Jakarta (beritajatim.id) – Nilai tukar Rupiah terus menunjukkan penguatan yang signifikan sepanjang Agustus 2024. Penguatan ini didorong oleh berbagai faktor, termasuk kebijakan moneter yang efektif dari Bank Indonesia (BI), meningkatnya aliran modal asing, serta meredanya ketidakpastian di pasar keuangan global.
Gubernur Bank Indonesia, Perry Warjiyo, menyatakan bahwa nilai tukar Rupiah diperkirakan akan tetap cenderung menguat di masa mendatang.
Ke depan, nilai tukar Rupiah diprakirakan masih akan cenderung menguat sejalan dengan menariknya imbal hasil, rendahnya inflasi, dan tetap baiknya pertumbuhan ekonomi Indonesia, serta komitmen kebijakan Bank Indonesia,” kata Perry dalam konferensi pers di Jakarta, Rabu (21/8/2024).
Menurut data BI, hingga 20 Agustus 2024, Rupiah telah menguat menjadi Rp15.430 per USD, mencatatkan apresiasi sebesar 5,34 persen dibandingkan posisi akhir Juli 2024. Penguatan ini lebih tinggi dibandingkan mata uang regional lainnya seperti Baht Thailand, Yen Jepang, Peso Filipina, dan Won Korea, yang masing-masing menguat sebesar 4,22 persen, 3,25 persen, 3,20 persen, dan 3,04 persen.

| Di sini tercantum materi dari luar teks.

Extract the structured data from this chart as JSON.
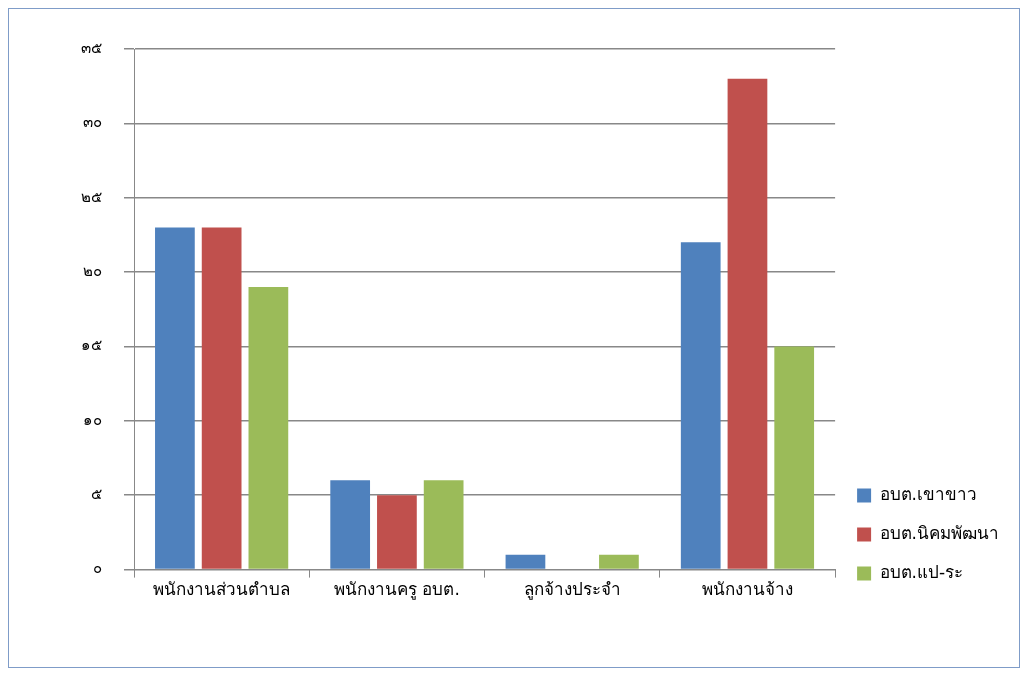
{
  "chart_data": {
    "type": "bar",
    "categories": [
      "พนักงานส่วนตำบล",
      "พนักงานครู อบต.",
      "ลูกจ้างประจำ",
      "พนักงานจ้าง"
    ],
    "series": [
      {
        "name": "อบต.เขาขาว",
        "color": "#4f81bd",
        "values": [
          23,
          6,
          1,
          22
        ]
      },
      {
        "name": "อบต.นิคมพัฒนา",
        "color": "#c0504d",
        "values": [
          23,
          5,
          0,
          33
        ]
      },
      {
        "name": "อบต.แป-ระ",
        "color": "#9bbb59",
        "values": [
          19,
          6,
          1,
          15
        ]
      }
    ],
    "ylim": [
      0,
      35
    ],
    "yticks": [
      {
        "value": 0,
        "label": "๐"
      },
      {
        "value": 5,
        "label": "๕"
      },
      {
        "value": 10,
        "label": "๑๐"
      },
      {
        "value": 15,
        "label": "๑๕"
      },
      {
        "value": 20,
        "label": "๒๐"
      },
      {
        "value": 25,
        "label": "๒๕"
      },
      {
        "value": 30,
        "label": "๓๐"
      },
      {
        "value": 35,
        "label": "๓๕"
      }
    ],
    "grid": "y",
    "legend": "right"
  }
}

“Dengan perkembangan tersebut, depresiasi Rupiah sejak akhir Desember 2023 lebih kecil dibandingkan dengan Rupee India, Peso Filipina, dan Won Korea,” tambah Perry, menunjukkan keunggulan Rupiah di tengah tekanan ekonomi global.
Bank Indonesia berkomitmen untuk terus mengoptimalkan instrumen moneter yang ada, termasuk memperkuat strategi operasi moneter yang pro-market. BI akan mengandalkan instrumen seperti Sertifikat Bank Indonesia (SRBI), Surat Berharga Negara (SVBI), dan Surat Utang Valas (SUVBI) untuk menjaga stabilitas nilai tukar Rupiah, demi mendukung perekonomian nasional. (ren)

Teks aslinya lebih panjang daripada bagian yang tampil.